Just the territories of the Holy Roman Empire at times accounted for more than a thousand!


Then the rise of the great gunpowder empires and European colonialism rapidly whittled down the numbers of independent states to a few dozens, with even the Latin American independence movements of the 19th century making nary a blimp at the global level.

But then the 20th century saw the collapse of the European monarchic empires, the emergence of national self-determination as a legitimate consideration in international law, the decolonization of the Third World, and the collapse of Communist federative states such as Yugoslavia and the USSR. The number of independent states, including unrecognized de facto polities, now numbers over 200.


Consequently, under a liberal globalism that is true to its ideals, that is, one free of authoritarian coercion or Malthusian selection for big strong states, it appears that runaway national fragmentation is inevitable.


  1. Graham says:

    Globalism as presently on offer is at best post-liberal, if not anti-liberal, in everything except commerce. Strictly, even in commerce it advocates pretty maximum free flow of everything, but the assumptions are not really liberal free trade either.
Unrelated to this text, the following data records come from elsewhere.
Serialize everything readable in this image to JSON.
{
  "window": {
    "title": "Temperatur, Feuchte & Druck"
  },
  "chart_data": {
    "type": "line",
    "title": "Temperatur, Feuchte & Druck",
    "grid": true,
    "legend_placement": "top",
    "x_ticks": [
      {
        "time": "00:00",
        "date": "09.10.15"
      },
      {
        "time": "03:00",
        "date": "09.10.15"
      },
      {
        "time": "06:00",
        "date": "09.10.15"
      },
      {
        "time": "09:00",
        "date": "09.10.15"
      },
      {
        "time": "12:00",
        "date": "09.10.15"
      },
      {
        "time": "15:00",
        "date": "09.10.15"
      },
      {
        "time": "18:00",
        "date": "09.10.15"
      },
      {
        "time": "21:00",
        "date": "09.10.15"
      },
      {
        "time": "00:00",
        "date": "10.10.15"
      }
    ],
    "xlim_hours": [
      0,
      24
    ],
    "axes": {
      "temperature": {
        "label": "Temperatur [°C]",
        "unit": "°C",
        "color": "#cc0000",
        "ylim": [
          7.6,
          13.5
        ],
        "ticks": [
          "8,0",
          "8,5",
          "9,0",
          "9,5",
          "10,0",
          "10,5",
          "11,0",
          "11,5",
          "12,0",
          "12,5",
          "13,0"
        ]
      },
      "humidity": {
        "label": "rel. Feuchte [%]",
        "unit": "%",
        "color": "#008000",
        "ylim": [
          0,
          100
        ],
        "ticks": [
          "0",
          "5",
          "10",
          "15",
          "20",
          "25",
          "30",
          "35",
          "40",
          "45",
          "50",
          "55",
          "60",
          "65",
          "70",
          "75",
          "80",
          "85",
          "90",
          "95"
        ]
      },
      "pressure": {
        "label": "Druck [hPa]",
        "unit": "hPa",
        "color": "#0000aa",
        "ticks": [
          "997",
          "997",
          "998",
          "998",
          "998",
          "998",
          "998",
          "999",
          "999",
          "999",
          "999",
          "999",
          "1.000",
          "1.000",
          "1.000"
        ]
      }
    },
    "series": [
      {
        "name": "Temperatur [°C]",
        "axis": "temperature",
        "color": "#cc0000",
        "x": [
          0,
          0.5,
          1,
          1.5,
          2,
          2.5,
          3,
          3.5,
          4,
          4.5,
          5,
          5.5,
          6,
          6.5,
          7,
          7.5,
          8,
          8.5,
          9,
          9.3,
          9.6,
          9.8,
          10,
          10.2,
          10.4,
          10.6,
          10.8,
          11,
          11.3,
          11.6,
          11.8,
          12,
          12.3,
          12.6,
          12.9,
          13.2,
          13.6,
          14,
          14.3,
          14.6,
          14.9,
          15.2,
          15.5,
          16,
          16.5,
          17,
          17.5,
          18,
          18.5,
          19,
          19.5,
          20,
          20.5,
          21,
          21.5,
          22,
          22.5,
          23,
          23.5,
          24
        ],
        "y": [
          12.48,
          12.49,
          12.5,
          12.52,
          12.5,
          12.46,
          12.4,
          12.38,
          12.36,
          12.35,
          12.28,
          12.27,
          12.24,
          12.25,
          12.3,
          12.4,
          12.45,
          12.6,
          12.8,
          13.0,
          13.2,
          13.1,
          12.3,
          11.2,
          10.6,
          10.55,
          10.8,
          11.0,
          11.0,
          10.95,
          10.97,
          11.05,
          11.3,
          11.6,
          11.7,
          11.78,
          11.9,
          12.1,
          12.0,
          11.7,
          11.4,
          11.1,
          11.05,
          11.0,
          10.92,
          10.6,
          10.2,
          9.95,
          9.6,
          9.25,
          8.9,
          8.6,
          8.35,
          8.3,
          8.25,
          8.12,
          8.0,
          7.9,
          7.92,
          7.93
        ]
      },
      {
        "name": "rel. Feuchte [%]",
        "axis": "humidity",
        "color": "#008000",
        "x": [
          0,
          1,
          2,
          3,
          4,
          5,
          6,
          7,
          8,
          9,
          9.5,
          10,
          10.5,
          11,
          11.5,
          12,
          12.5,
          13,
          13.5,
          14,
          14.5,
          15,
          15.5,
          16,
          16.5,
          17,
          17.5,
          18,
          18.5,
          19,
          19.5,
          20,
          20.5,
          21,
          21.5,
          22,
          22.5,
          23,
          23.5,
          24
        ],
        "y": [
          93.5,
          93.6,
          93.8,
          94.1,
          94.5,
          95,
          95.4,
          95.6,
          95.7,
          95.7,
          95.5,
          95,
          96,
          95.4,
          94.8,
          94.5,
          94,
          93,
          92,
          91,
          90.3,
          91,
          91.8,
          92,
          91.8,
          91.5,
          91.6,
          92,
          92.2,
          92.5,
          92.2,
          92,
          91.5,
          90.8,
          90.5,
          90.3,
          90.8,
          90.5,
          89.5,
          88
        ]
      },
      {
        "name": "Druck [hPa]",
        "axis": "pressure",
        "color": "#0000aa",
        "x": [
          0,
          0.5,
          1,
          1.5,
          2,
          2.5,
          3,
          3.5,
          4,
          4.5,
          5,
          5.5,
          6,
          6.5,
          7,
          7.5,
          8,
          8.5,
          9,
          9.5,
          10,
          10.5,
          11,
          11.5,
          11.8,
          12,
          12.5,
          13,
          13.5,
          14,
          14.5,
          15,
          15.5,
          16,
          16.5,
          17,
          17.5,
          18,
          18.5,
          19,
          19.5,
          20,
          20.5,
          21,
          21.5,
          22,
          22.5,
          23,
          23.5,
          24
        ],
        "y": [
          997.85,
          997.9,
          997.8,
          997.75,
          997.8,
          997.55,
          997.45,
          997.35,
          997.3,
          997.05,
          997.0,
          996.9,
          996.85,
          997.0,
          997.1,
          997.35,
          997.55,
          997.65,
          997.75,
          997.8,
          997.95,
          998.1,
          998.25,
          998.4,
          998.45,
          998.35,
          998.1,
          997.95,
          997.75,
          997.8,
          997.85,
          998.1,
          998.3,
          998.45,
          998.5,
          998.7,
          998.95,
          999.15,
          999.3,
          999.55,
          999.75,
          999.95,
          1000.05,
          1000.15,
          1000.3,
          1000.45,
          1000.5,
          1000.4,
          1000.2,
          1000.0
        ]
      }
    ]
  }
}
    It might still result in extreme political fragmentation, though, as that could be useful.

  2. Sam J. says:

    There’s a set of books that explain this as a response to technological change and the balance between offense and defense. It’s based on what they call Metapolitics, which is merely how power is expressed through violence. The technological basis for violence determines the society. The key is the cost of offense vs. defense. If offense is stronger, political areas will coalesce into larger units. If defense is stronger, then political units will split up into smaller units. Some examples are the Greek city states, which could afford armor due to their olive crops, a high-profit, easily stored and transportable product. Another is gunpowder. Gunpowder blew away the the feudal system. It concentrated power in large states that could raise the money for cannons and large armies. A large stone castle could be blasted to bits in days instead of a year-long siege. To control an area took a lot of men, not just one small castle. We are still in the aftermath of that system. Now the microprocessor is lowering the cost of defense. If you can have an intelligent missile, you can fire it out of sight and hit your target. Bombs can be remote controlled. On line news can bypass the media with multi-million dollar radio transmitters. Facebook replacing newspapers with large printers…and their large cost.

    Blood in the Streets: Investment Profits in a World Gone Mad (1987)
    The Great Reckoning: How the World Will Change in the Depression of the 1990′s (1994)
    The Sovereign Individual: Mastering the Transition to the Information Age (1999)

    The authors were wrong about a lot of the financial advice, or at least the timing, but I don’t think they were wrong about the basics of Metapolitics and their discussion of it. The last book used be cheap, a dollar and postage, but recently it’s gone up. The other books are written for investors but have a lot of really good history and background information that explain the past and the present.

    The powers that be may decide that all these humans are more trouble than they are worth and try to get rid of them all. I believe Zbigniew Brzezinski said, “It’s easier to kill people than it is to control them.”